In the research, cross-sectional data used in this study may not be appropriate to establish fundamental relationships between variables, but as referenced by Kenny (1979), the relationships that use cross sections are satisfactory and popularly accepted in relationship tests. Furthermore, a case of multiple products was developed in a traditional segment of pewter in Portugal, in a static context, which may represent a limiting factor. Therefore, it is recommended to reproduce and replicate the model in companies from other countries in order to confirm the results. It is also recommended that the practices of open innovation dimensions should be extracted from the state of the art, but strongly confirmed by the state of practice, by the judgment of other experts (from other countries), taking into account that values, beliefs, cultures and experiences are determinants in the assessment, which can overturn the effects on the results. It is also underscored that the methodologies and technical basis of this modeling should undergo evaluation by a multidisciplinary team of specialists permanently and periodically, hence proposing possible additions or adjustments to these methodologies. And also replace some of the technical implementations used herein by others, in order to provide a similar role to verify the robustness of the model. Of the research findings, the industries undertake the ever-fast changes, intense competition and a highly uncertain and risky environment.

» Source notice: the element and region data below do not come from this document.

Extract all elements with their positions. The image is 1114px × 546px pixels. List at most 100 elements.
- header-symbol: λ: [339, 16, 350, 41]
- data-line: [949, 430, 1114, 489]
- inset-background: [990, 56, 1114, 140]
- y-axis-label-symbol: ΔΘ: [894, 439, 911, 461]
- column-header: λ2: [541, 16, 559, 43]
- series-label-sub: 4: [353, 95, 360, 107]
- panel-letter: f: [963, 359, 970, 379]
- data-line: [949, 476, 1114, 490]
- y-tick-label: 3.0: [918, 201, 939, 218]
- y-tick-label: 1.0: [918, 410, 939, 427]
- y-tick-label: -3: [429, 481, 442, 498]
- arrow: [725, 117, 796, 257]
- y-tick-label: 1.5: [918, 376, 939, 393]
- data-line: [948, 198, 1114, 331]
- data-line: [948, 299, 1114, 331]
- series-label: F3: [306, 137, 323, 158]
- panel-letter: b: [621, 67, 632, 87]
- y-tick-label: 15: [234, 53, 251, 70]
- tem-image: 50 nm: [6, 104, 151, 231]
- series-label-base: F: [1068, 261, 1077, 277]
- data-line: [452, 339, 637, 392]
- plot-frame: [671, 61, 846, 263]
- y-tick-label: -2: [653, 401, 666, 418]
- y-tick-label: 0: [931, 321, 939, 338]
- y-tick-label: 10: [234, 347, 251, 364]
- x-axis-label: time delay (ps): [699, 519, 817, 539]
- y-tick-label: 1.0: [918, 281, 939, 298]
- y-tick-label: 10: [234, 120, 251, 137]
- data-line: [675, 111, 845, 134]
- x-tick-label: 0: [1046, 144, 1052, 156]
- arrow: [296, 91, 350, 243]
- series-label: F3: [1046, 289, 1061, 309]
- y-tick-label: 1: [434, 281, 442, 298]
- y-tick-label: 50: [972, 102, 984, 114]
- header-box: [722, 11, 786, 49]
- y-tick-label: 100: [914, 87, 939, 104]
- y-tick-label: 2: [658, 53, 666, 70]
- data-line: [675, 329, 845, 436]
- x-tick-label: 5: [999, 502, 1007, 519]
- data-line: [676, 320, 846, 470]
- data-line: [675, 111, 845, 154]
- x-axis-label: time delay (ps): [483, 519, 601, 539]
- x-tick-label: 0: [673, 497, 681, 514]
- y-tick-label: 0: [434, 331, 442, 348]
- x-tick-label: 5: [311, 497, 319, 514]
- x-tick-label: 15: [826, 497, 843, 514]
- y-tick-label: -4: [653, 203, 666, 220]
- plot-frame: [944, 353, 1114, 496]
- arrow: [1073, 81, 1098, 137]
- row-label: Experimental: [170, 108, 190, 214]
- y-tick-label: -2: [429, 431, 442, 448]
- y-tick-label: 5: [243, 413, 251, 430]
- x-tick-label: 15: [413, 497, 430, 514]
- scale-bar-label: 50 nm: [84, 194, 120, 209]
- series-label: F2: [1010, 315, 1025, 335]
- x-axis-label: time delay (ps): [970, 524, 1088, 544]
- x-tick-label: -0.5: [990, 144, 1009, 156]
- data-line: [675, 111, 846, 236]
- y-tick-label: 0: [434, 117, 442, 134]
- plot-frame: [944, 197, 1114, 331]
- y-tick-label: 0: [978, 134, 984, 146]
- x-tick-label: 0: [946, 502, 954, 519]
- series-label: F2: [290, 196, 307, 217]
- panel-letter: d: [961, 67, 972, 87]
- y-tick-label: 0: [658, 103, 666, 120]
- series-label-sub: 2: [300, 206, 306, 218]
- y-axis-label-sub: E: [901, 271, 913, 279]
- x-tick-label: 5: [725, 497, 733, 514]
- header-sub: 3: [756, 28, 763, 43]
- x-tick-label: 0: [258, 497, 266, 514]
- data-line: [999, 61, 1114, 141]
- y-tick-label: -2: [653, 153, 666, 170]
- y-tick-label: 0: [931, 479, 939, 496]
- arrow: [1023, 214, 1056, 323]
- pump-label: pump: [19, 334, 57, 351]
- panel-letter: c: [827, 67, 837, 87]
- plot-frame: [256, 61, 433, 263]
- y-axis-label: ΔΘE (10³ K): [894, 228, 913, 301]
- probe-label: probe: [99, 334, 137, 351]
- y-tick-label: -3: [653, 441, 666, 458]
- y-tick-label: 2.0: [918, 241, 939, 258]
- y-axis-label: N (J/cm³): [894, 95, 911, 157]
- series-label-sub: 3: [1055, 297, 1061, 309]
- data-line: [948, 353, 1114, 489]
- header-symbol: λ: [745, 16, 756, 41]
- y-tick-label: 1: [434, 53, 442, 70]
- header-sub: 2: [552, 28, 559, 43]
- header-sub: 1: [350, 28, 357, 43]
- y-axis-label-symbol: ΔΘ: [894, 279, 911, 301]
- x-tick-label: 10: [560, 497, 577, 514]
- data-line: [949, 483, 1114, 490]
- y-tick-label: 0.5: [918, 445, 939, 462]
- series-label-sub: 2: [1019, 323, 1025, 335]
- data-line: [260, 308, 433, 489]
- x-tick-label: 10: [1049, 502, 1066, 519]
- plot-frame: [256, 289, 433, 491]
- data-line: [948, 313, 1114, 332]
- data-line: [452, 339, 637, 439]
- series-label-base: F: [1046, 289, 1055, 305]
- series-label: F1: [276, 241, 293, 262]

The effect produced by technology on the development of new products is equally intensive. Prospecting of knowledge of R&D is crucial for practices of open innovation. It confirms the state of the art. Shanklin and Ryans (1984) suggest that high-tech companies anticipate potential technical and scientific capabilities that provide quick responses to the existing techniques, enabling to meet the market demands to be constructed or altered. It is reasonable to focus efforts on knowledge of R&D, thereby creating an internal stock of scientific knowledge (Feinberg and Majumdar, 2001; Griliches, 1979; Hall and Mairesse, 1995), which enables one to develop and introduce new products, lower production costs, more competitive prices and greater financial return (Kafouros, 2008a, 2008b). Knowledge of R&D has indirect effects on increasing the organizational learning, enables one to understand external ideas and technologies and apply them to the ultimate business outcome (Cohen and Levinthal, 1989) and also contributes to identifying areas that  are  still  technologically   unexplored  (Miller  et   al., 2007). This logic will be maintained, however only through opening spaces for the various strata: partners, suppliers and customers. Nevertheless, the practices of open innovation in the prospecting of knowledge of companies will have to be anchored in efficient planning policies.